Bächingen / HZ In der Nacht auf Montag brannte ein landwirtschaftliches Anwesen in Bächingen. Die Polizei geht von Brandstiftung aus und sieht Parallelen zum Feuerteufel aus Sontheim aus 2015.

In der Nacht auf Montag brannte es in einer einer landwirtschaftlichen Halle bei Bächingen. Die Feuerwehren aus Heidenheim, Sontheim und dem Umkreis waren stundenlang im Einsatz, um das Feuer zu löschen.

Zunächst war die Brandursache unklar. Die Kripo Dillingen, die auch von LKA-Beamten unterstützt wird, geht aber nach derzeitigem Ermittlungsstand von vorsätzlicher Brandstiftung aus. Bislang liegen noch keine konkreten Hinweise auf einen möglichen Täter vor.

Zur Erforschung der Brandursache wurden Brandreste sichergestellt und an das Landeskriminalamt zur Auswertung versandt.
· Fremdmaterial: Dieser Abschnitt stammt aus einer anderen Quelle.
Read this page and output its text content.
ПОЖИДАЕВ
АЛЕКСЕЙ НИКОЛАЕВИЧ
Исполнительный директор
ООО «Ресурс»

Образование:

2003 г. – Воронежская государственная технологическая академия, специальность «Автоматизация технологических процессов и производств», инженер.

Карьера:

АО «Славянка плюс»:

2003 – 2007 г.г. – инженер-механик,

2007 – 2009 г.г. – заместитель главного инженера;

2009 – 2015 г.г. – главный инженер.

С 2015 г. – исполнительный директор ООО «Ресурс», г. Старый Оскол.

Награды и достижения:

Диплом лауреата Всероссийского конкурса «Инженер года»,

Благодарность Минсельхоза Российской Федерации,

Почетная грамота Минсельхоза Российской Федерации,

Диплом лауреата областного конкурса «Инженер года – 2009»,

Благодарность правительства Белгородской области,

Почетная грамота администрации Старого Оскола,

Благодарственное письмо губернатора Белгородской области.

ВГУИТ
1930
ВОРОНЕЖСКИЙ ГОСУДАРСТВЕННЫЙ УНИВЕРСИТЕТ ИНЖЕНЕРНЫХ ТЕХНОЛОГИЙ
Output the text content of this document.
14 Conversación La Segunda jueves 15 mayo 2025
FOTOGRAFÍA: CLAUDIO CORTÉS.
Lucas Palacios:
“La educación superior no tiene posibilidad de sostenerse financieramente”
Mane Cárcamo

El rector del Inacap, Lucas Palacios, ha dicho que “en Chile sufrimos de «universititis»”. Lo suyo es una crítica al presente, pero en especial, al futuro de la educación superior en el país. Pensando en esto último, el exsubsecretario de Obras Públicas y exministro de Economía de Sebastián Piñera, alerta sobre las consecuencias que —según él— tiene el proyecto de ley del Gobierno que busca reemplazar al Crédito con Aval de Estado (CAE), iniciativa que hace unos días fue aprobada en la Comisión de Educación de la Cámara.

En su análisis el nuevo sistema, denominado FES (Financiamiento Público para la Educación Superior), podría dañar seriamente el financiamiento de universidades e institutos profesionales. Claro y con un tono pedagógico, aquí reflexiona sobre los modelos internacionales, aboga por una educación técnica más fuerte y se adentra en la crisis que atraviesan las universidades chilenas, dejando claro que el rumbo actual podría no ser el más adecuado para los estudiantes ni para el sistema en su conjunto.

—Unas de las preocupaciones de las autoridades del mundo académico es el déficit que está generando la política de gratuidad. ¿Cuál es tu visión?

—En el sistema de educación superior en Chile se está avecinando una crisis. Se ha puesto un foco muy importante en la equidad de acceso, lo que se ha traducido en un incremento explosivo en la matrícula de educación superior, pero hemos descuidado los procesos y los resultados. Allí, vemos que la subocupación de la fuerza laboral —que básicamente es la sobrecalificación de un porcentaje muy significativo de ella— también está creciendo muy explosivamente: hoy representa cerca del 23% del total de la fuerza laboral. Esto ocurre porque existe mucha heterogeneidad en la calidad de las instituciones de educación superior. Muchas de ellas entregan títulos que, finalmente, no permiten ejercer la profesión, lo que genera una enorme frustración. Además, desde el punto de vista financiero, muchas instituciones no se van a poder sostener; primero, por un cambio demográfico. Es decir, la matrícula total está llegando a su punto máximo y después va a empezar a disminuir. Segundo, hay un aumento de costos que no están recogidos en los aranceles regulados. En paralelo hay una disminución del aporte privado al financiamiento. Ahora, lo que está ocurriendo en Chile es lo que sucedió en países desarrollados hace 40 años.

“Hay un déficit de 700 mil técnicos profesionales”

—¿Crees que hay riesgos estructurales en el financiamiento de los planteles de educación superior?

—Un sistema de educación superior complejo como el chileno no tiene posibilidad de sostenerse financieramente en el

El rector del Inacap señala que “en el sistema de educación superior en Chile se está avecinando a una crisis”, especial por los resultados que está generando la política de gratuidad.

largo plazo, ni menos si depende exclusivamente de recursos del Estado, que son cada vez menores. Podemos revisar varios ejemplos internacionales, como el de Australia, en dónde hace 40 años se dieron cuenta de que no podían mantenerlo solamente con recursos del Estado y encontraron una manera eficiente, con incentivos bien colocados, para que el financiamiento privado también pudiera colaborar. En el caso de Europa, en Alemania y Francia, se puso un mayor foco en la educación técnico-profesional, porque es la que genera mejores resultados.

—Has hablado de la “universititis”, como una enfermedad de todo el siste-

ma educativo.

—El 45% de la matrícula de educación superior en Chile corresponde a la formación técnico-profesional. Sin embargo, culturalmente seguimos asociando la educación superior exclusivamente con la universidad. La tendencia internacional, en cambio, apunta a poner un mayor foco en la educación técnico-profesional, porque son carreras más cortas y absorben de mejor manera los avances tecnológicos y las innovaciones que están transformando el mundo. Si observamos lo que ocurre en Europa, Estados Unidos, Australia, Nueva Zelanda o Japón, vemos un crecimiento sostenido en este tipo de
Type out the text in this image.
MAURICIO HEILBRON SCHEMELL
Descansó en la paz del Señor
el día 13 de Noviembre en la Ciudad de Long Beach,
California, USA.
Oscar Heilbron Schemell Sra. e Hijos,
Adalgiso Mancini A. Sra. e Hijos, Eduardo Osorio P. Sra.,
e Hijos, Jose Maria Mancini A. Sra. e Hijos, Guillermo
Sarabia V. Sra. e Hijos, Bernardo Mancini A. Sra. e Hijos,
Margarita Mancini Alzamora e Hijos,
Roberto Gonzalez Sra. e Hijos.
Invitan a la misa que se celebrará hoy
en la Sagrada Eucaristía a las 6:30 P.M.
Außerdem seinen Parallelen zu Bränden aus dem Jahr 2015 rund um  Sontheim erkennbar. Dort waren bis zum Sommer 2015 mehrere Gartenhäuschen und Scheunen in Brand gesteckt worden. Ein Täter konnte nie ermittelt werden. Auch bei Söhnstetten waren 2015 eine Reihe von Bränden gelegt worden. Über Monate hinweg hatte die Polizei nach dem Brandstifter gesucht – auch innerhalb der Freiwilligen Feuerwehr. Die Suche blieb erfolglos.

Einen Zusammenhang zwischen den Sontheimer Fällen und den Bränden, die rund um Söhnstetten gelegt worden waren, konnte die Polizei nie ausschließen. Ob im aktuellen Brandfall in Bächingen tatsächlich ein Zusammenhang zu den Taten in 2015 besteht, ist derzeit Gegenstand der Ermittlungen.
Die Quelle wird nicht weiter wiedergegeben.